We did, however, develop a solution that can be used in certain use cases, particularly with secure messengers. On a high level, it works as follows:
- Push tokens are only stored in encrypted form on the application servers
- The key to decrypt them is stored on client devices (users’ phones and computers)
- The key is sent from the client to the server whenever a push notification is sent out and the server discards the key right after the notification is sent
This solution puts application developers in a position where they cannot reply to legal requests about push tokens any longer since the servers only hold on to the decryption key for what is typically a fraction of a second.
This approach, however, has two prerequisites:
- Push notifications can only be sent out when the action is triggered on a user’s device. This is not a very limiting restriction for messengers, because usually push notifications are sent out whenever a user sends a message or initiates a call. Edge cases like the initial connection between two users are subject to this limitation.
- There needs to be a key management system that involves layers of key wrapping and a practical group key agreement mechanism.
We designed a prototype to ascertain the practical viability of the solution for messengers that use Messaging Layer Security (MLS) as an encryption protocol. In our solution, MLS serves as the key negotiation mechanism to easily obtain group keys in group chats, since MLS excels at that. We will keep working on this solution and look forward to continuing exchanging with the community.
What can users do?
In general, users don’t have any way to mitigate the privacy issue when they are users of either iOS or Android with Google Play Services installed (which is the default for most Android distributions).

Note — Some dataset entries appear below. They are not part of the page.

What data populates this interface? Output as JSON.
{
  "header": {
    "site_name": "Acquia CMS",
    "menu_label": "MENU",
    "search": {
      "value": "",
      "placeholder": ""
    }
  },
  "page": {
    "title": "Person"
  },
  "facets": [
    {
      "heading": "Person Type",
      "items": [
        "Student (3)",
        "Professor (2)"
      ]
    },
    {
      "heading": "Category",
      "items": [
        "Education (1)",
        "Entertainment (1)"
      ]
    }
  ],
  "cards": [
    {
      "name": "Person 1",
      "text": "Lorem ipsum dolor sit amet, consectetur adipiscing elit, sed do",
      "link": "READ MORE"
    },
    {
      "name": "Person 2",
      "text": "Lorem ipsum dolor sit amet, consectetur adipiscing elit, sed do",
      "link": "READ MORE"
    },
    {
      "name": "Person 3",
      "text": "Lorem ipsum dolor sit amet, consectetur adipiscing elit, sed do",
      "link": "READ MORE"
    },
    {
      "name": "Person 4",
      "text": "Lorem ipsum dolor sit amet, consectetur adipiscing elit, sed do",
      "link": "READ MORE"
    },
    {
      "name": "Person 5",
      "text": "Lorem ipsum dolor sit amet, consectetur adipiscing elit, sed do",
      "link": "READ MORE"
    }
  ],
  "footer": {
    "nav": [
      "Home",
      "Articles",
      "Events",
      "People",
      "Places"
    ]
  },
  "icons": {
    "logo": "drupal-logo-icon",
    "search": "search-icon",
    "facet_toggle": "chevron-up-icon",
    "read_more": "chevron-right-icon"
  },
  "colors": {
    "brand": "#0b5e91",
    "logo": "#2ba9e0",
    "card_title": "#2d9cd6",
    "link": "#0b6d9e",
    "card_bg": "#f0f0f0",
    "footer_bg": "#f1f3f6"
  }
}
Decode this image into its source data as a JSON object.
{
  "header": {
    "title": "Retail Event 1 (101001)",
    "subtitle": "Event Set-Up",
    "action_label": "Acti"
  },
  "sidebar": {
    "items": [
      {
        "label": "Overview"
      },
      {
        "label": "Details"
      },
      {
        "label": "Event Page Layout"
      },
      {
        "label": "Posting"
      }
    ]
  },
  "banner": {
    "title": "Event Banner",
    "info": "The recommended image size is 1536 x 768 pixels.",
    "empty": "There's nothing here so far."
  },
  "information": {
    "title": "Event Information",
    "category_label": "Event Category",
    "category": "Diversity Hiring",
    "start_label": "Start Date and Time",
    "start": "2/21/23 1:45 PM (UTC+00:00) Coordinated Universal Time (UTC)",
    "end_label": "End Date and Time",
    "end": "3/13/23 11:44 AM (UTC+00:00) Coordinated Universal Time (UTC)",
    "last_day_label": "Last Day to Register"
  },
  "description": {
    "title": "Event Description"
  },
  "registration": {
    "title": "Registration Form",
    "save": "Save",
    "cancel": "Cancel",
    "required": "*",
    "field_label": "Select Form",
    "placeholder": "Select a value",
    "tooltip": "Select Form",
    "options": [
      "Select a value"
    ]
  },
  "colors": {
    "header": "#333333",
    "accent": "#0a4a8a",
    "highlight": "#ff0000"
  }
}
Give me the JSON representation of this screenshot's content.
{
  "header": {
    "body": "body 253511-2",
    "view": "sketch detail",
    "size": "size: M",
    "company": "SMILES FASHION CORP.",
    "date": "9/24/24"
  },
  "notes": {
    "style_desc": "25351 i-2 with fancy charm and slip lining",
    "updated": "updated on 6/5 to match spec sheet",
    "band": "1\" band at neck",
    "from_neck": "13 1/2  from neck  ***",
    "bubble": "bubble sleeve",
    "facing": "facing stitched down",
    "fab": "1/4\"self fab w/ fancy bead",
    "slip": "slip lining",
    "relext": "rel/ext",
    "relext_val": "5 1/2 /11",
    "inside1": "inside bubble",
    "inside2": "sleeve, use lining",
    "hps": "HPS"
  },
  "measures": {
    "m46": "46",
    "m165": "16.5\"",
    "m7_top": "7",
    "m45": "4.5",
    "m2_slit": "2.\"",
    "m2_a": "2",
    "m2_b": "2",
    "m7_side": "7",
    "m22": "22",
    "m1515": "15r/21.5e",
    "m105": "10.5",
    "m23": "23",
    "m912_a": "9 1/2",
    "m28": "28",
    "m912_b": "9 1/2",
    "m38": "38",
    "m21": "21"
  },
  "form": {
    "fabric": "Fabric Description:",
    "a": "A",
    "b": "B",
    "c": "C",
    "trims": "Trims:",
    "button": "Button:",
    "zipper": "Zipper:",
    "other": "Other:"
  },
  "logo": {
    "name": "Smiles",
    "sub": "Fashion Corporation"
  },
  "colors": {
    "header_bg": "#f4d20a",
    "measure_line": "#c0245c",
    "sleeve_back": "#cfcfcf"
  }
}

There is no evidence that suggests the privacy issue with push tokens is mitigated when users refuse to allow push notifications when prompted by an application. For completeness, it is worth mentioning that certain Android distributions avoid bundling Google Play Services with the operating system and leave it to users to install them. These distributions, however, don’t have a large market share.
The privacy guarantees of push notifications are misaligned with other decisions previously taken by both Google and Apple. The connection between push tokens and user accounts is a serious privacy issue that should be addressed. The best way to do this would be for Google, Huawei, and Apple to improve their push notification infrastructure. Until then, app developers that provide apps that are being used by at-risk users should attempt to mitigate the risk or at least be more transparent about it.